In response to a challenge by the American Nurses Association of a legal opinion from the California Department of Education, the California Supreme Court ruled August 12 that unlicensed school employees have authorization to administer insulin to diabetic children if doing so on the orders of a doctor
(American Nurses Association, et al. v. Torlakson).
Although federal law entitles diabetic school children to have someone administer insulin while at school, 26 percent of California’s schools do not have a nurse on staff to administer those injections. The shortage makes administration of insulin difficult and, in 2005, four diabetic students from the city of Fremont filed a class action suit against the state for failing to adhere to the law.
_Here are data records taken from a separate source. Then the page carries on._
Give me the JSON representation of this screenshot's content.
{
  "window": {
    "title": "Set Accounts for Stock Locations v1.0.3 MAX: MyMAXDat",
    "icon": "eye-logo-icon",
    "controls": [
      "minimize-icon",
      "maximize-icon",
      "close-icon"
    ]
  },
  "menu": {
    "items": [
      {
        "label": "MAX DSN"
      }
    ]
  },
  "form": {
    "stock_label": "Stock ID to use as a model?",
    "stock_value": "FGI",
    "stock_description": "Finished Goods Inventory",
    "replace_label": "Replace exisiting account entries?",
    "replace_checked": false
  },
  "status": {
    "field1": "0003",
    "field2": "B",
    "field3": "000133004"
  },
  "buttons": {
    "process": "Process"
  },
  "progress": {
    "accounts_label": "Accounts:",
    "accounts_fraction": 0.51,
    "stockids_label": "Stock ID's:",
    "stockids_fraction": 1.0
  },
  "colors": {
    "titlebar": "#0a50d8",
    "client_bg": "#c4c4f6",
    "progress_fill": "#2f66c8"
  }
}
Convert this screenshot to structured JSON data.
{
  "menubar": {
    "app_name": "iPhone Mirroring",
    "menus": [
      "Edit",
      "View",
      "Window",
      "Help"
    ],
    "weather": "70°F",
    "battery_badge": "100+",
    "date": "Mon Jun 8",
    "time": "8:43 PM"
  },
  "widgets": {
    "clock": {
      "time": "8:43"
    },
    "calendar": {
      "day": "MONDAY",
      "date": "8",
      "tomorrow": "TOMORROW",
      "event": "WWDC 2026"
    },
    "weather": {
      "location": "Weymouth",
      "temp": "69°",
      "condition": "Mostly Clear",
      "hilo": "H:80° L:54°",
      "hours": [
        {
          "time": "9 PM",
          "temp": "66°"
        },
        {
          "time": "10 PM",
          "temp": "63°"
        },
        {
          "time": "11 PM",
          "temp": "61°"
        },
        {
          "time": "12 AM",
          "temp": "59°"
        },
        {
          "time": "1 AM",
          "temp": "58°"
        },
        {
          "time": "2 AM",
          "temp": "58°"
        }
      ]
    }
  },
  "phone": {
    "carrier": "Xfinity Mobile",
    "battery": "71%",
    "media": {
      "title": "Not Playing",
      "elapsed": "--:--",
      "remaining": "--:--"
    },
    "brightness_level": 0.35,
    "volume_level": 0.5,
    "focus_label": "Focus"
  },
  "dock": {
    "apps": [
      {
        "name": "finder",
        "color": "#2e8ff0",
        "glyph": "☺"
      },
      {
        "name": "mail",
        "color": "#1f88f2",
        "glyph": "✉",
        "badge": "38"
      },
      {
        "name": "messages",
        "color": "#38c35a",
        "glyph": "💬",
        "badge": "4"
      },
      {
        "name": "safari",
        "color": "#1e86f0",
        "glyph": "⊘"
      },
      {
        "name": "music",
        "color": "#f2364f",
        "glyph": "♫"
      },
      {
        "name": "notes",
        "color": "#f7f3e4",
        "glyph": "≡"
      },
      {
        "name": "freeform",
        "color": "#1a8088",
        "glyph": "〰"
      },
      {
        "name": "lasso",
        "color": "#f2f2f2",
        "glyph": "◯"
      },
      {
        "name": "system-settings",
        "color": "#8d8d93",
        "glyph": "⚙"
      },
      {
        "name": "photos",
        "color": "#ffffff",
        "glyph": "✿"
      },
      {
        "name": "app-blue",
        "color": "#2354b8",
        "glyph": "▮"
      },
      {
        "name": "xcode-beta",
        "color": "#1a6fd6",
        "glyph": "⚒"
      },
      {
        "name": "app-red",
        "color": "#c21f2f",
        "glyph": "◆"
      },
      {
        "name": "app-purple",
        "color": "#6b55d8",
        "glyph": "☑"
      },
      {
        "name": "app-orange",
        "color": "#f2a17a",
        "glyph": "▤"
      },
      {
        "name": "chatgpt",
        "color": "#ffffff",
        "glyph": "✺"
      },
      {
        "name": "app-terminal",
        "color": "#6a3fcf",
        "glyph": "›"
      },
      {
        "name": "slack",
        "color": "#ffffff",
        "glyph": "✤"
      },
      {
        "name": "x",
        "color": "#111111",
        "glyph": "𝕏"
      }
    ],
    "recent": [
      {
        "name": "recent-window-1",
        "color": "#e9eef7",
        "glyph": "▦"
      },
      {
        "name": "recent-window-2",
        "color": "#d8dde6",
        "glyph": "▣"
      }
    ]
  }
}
As part of a settlement with the students who filed the lawsuit, the state’s Department of Education issued a legal advisory opinion in 2007, which, among other things, authorized unlicensed school employees to administer insulin to students if instructed by a doctor to do so.
Shortly after the opinion was issued, the American Nurses Association (ANA) challenged it in court as promoting the unlicensed practice of nursing. The lawsuit prompted the American Diabetes Association to become involved, and it issued its own legal complaint seeking to dismiss the suit.
The ANA’s challenge met with initial success when a trial court invalidated the section of the opinion that authorized injections by non-nurse employees. However, the American Diabetes Association appealed and the case eventually went up to the Supreme Court, which issued an opinion written by Justice Kathryn Werdegar.
Although an important issue, the case was unusually more cut-and-dried than a typical case meriting a published opinion from a state supreme court. California statutes, which regulate the administration of medicine at school, expressly allow for students to be assisted by nurses or “other designated school personnel” and the issue actually had a lengthy regulatory and enforcement history.
Further, the judge wrote, the state’s Nursing Practice Act itself allows for unlicensed individuals to administer care to a patient prescribed by a physician as long as the person does not purport to be a professional nurse.
The ANA proffered differing interpretations of the law—arguing, for instance, that an individual acts as a nurse by performing nursing activities. But Werdegar did not agree. If the Nursing Practice Act were to be interpreted that way, she wrote, the Act’s own exceptions would be meaningless.